Cage, who has starred in a number of films (all in an oddly close succession to one another) where his character avenges the death or kidnapping of his child takes an opportunity to channel Jack Nicholson in The Shining [1980]—a performance he has admired for years, “I’ve always wanted to try and see if I could approach something that combines menace and comedy,” he says. “If you do it well, they go beautifully together because they’re both different points of madness.”

There is no shortage of madness in Mom and Dad, either. From the masterfully choreographed football field massacre to the chilling delivery room scene, the crux of the film’s ridiculousness involves Cage in a Misfits t-shirt, a sledge-hammer, and “The Hokey Pokey.”

This, however, has become rather commonplace for a Cage role. The weapon is interchangeable, though, and the interjection of some out-of-left field fit of undeterminable rage is something we’ve come to anticipate. Despite TMZ reports of  drunken Las Vegas antics or that time he insisted police arrest him after a meltdown in a New Orleans tattoo shop, the actor’s greatest challenge and triumph is one of balance.

“Sometimes I can get a little self-destructive. I’ll have two bottles of wine instead of one bottle of wine,” he admits. “When I’m on set and when I’m filming, I’m very disciplined. I don’t have any kind of libations, I keep to myself in my room. I’m really all about performance.”
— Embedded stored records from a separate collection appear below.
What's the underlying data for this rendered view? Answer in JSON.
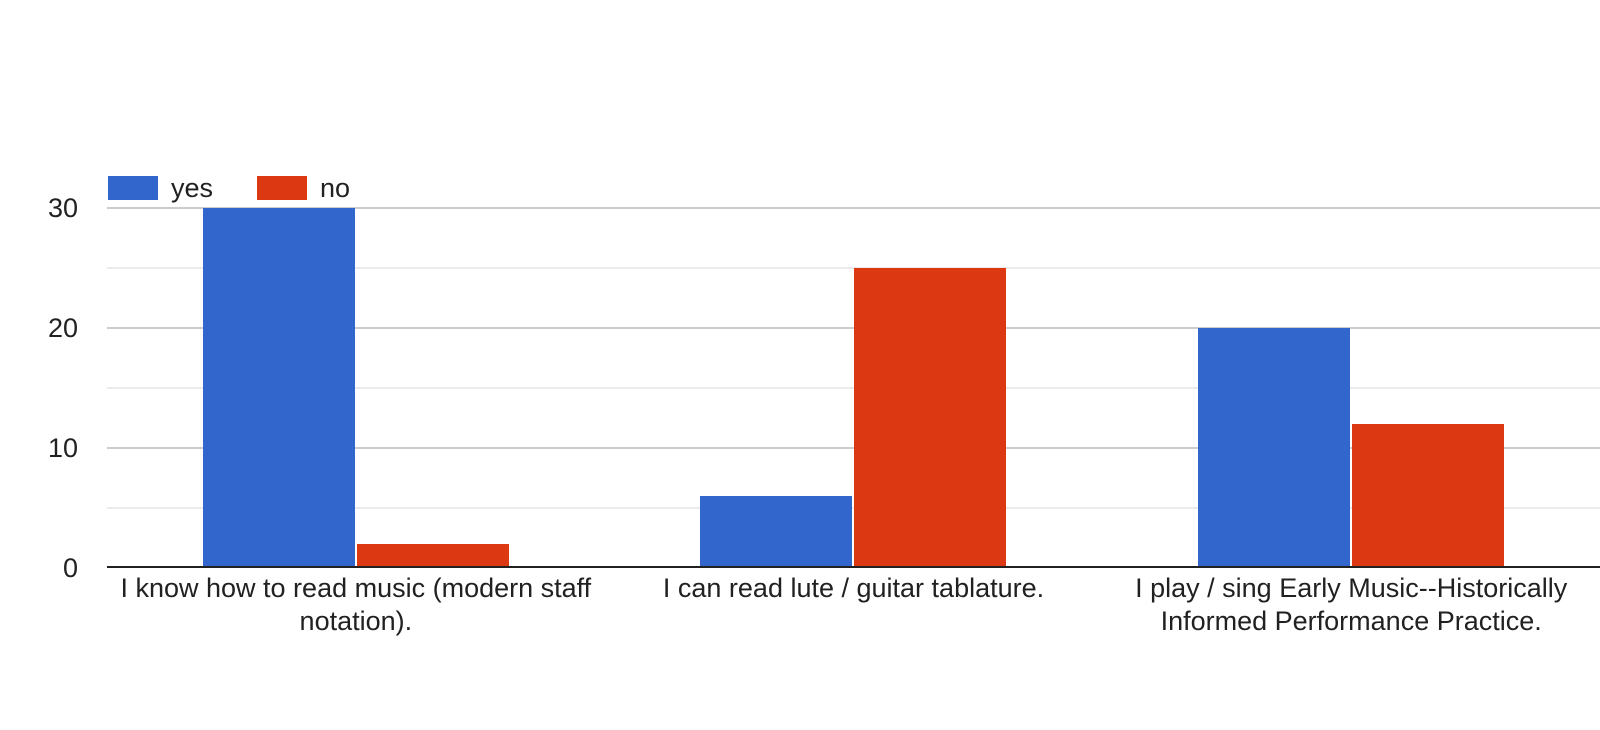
{
  "chart_data": {
    "type": "bar",
    "title": "",
    "categories": [
      "I know how to read music (modern staff notation).",
      "I can read lute / guitar tablature.",
      "I play / sing Early Music--Historically Informed Performance Practice."
    ],
    "series": [
      {
        "name": "yes",
        "color": "#3366cc",
        "values": [
          30,
          6,
          20
        ]
      },
      {
        "name": "no",
        "color": "#dc3912",
        "values": [
          2,
          25,
          12
        ]
      }
    ],
    "y_axis": {
      "ticks": [
        0,
        10,
        20,
        30
      ],
      "tick_labels": [
        "0",
        "10",
        "20",
        "30"
      ],
      "minor_gridlines": [
        5,
        15,
        25
      ],
      "range": [
        0,
        30
      ]
    },
    "legend_position": "top-left",
    "grid": true,
    "colors": {
      "major_gridline": "#cccccc",
      "minor_gridline": "#ebebeb",
      "axis_line": "#212121",
      "text": "#212121",
      "background": "#ffffff"
    }
  }
}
This might explain why Cage has starred in at least one film per year over the span of his 37 years as an actor. In fact, 2017 saw the release of six projects.

“I like that structure. I like having a job to do. I think it’s better for me all the way around in terms of my health and in terms of my outlook on life, and I think it makes me a better father,” he says. “I have a very peaceful and loving relationship with my children, my boys. It’s one of the great joys of my life.”
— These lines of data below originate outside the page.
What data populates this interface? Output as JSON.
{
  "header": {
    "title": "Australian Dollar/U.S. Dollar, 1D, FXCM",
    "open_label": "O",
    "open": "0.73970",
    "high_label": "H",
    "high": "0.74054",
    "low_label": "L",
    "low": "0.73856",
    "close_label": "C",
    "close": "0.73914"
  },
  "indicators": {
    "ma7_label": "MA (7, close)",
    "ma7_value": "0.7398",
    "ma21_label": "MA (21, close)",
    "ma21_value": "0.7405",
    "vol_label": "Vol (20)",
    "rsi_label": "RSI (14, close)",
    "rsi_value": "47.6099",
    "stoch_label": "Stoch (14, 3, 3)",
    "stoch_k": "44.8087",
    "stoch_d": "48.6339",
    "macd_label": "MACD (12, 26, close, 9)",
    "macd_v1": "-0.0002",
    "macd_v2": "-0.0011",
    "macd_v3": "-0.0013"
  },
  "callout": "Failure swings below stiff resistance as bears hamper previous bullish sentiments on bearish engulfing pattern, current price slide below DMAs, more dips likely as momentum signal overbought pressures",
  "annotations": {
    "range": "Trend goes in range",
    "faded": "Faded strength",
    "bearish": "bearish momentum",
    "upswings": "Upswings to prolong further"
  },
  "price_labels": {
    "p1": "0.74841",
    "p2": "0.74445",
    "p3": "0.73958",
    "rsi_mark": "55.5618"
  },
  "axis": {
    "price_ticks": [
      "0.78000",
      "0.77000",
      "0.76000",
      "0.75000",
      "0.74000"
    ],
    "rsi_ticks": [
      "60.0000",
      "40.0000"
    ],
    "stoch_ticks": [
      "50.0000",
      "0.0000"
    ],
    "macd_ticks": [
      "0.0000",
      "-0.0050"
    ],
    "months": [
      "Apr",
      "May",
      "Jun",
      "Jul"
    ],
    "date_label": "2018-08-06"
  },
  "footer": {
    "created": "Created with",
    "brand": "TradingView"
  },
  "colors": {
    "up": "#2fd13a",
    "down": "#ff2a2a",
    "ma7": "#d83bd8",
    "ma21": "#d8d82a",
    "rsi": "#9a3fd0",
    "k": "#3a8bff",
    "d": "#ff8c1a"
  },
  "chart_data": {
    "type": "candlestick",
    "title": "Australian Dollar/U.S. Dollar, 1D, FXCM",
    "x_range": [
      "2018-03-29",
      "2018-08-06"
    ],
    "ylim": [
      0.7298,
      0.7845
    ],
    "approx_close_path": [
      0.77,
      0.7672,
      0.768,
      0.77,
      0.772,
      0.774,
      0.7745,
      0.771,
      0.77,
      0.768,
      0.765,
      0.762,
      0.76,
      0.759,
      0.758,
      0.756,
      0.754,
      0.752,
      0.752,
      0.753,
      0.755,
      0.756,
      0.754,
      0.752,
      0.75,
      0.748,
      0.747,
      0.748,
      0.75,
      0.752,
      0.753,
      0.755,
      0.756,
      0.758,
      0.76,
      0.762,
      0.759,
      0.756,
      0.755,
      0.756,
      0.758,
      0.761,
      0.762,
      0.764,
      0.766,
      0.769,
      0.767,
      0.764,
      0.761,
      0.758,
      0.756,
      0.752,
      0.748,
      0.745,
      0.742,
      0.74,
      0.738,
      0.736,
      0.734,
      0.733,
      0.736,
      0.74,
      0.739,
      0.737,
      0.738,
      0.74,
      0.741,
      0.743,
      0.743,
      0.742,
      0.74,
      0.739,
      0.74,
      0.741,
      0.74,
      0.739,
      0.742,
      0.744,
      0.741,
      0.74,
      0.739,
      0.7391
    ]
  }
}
This is where Cage surprises us most. The same man who ate a live cockroach in Vampire’s Kiss [1988] is the same man who stole the Declaration of Independence, screamed about bees, drove angry, and became a motorcycle riding fire skeleton. The artist best known for defining the top (and soaring miles above it), is most content when he’s closest to the ground.
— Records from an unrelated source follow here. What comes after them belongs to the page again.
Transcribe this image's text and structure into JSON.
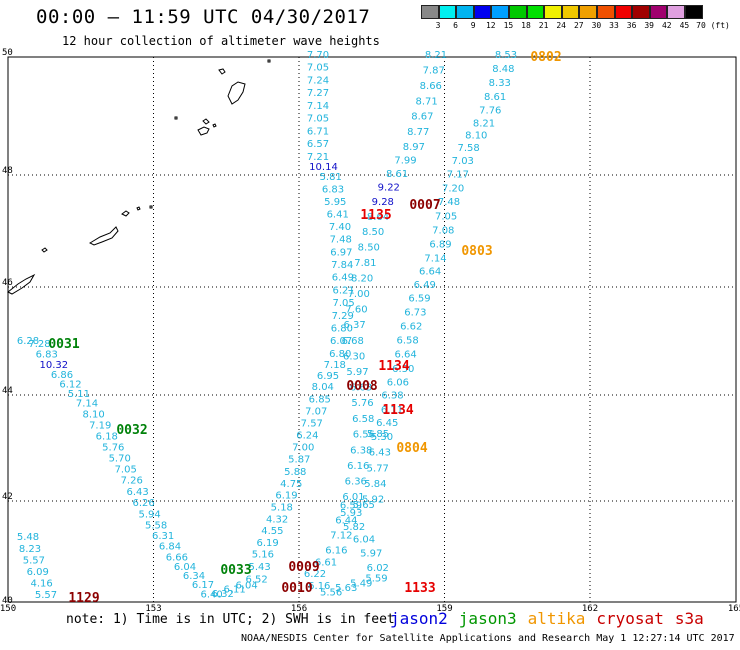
{
  "header": {
    "title": "00:00 – 11:59 UTC 04/30/2017",
    "subtitle": "12 hour collection of altimeter wave heights"
  },
  "legend": {
    "labels": [
      "3",
      "6",
      "9",
      "12",
      "15",
      "18",
      "21",
      "24",
      "27",
      "30",
      "33",
      "36",
      "39",
      "42",
      "45",
      "70 (ft)"
    ],
    "colors": [
      "#888888",
      "#00f0f0",
      "#00b4f0",
      "#0000f0",
      "#00a0ff",
      "#00c800",
      "#00e000",
      "#f0f000",
      "#f0c800",
      "#f0a000",
      "#f05000",
      "#f00000",
      "#a00000",
      "#a0006e",
      "#e0a0e0",
      "#000000"
    ]
  },
  "axes": {
    "x_labels": [
      "150",
      "153",
      "156",
      "159",
      "162",
      "165"
    ],
    "y_labels": [
      "50",
      "48",
      "46",
      "44",
      "42",
      "40"
    ]
  },
  "tracks": [
    {
      "color": "#22b4dc",
      "values": [
        "7.70",
        "7.05",
        "7.24",
        "7.27",
        "7.14",
        "7.05",
        "6.71",
        "6.57",
        "7.21",
        "10.14",
        "5.81",
        "6.83",
        "5.95",
        "6.41",
        "7.40",
        "7.48",
        "6.97",
        "7.84",
        "6.49",
        "6.21",
        "7.05",
        "7.29",
        "6.80",
        "6.07",
        "6.80",
        "7.18",
        "6.95",
        "8.04",
        "6.85",
        "7.07",
        "7.57",
        "6.24",
        "7.00",
        "5.87",
        "5.88",
        "4.75",
        "6.19",
        "5.18",
        "4.32",
        "4.55",
        "6.19",
        "5.16",
        "5.43",
        "6.52",
        "6.04",
        "6.11",
        "6.32",
        "6.40",
        "6.17",
        "6.34",
        "6.04",
        "6.66",
        "6.84",
        "6.31",
        "5.58",
        "5.94",
        "6.26",
        "6.43",
        "7.26",
        "7.05",
        "5.70",
        "5.76",
        "6.18",
        "7.19",
        "8.10",
        "7.14",
        "5.11",
        "6.12",
        "6.86",
        "10.32",
        "6.83",
        "7.28",
        "6.28"
      ]
    },
    {
      "color": "#22b4dc",
      "values": [
        "8.21",
        "7.87",
        "8.66",
        "8.71",
        "8.67",
        "8.77",
        "8.97",
        "7.99",
        "8.61",
        "9.22",
        "9.28",
        "8.64",
        "8.50",
        "8.50",
        "7.81",
        "8.20",
        "7.00",
        "7.60",
        "6.37",
        "6.68",
        "6.30",
        "5.97",
        "6.63",
        "5.76",
        "6.58",
        "6.56",
        "6.38",
        "6.16",
        "6.36",
        "6.01",
        "5.93",
        "5.82",
        "6.04",
        "5.97",
        "6.02",
        "5.59",
        "5.49",
        "5.63",
        "5.56",
        "6.16",
        "6.22",
        "6.61",
        "6.16",
        "7.12",
        "6.44",
        "6.59",
        "5.65",
        "5.92",
        "5.84",
        "5.77",
        "6.43",
        "5.30"
      ]
    },
    {
      "color": "#22b4dc",
      "values": [
        "8.53",
        "8.48",
        "8.33",
        "8.61",
        "7.76",
        "8.21",
        "8.10",
        "7.58",
        "7.03",
        "7.17",
        "7.20",
        "7.48",
        "7.05",
        "7.08",
        "6.89",
        "7.14",
        "6.64",
        "6.49",
        "6.59",
        "6.73",
        "6.62",
        "6.58",
        "6.64",
        "6.50",
        "6.06",
        "6.38",
        "6.11",
        "6.45",
        "5.85"
      ]
    },
    {
      "color": "#22b4dc",
      "values": [
        "5.48",
        "8.23",
        "5.57",
        "6.09",
        "4.16",
        "5.57"
      ]
    }
  ],
  "stamps": [
    {
      "label": "0802",
      "color": "#f09600"
    },
    {
      "label": "0803",
      "color": "#f09600"
    },
    {
      "label": "0804",
      "color": "#f09600"
    },
    {
      "label": "0007",
      "color": "#8c0000"
    },
    {
      "label": "0008",
      "color": "#8c0000"
    },
    {
      "label": "0009",
      "color": "#8c0000"
    },
    {
      "label": "0010",
      "color": "#8c0000"
    },
    {
      "label": "1135",
      "color": "#e60000"
    },
    {
      "label": "1134",
      "color": "#e60000"
    },
    {
      "label": "1134",
      "color": "#e60000"
    },
    {
      "label": "1133",
      "color": "#e60000"
    },
    {
      "label": "1129",
      "color": "#8c0000"
    },
    {
      "label": "0031",
      "color": "#00820a"
    },
    {
      "label": "0032",
      "color": "#00820a"
    },
    {
      "label": "0033",
      "color": "#00820a"
    }
  ],
  "footer": {
    "note": "note: 1) Time is in UTC; 2) SWH is in feet",
    "satellites": [
      {
        "name": "jason2",
        "color": "#0000dc"
      },
      {
        "name": "jason3",
        "color": "#009600"
      },
      {
        "name": "altika",
        "color": "#f09600"
      },
      {
        "name": "cryosat",
        "color": "#c80000"
      },
      {
        "name": "s3a",
        "color": "#c80000"
      }
    ],
    "credit": "NOAA/NESDIS Center for Satellite Applications and Research   May  1 12:27:14 UTC 2017"
  }
}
“In terms of my own personal take on my work, I’m enjoying the direction it’s going more than I have before,” Cage explains. “I do feel that my instrument—being my body, my voice, my facial expressions, my imagination, my memories—has put me at a place where I have more access to emotional content to inform a performance than I did when I was younger,” he says. “For me, I am happy, at this particular moment. I like where I’m going.”

 

MOM AND DAD IS IN SELECT THEATERS AND AVAILABLE ON VOD NOW.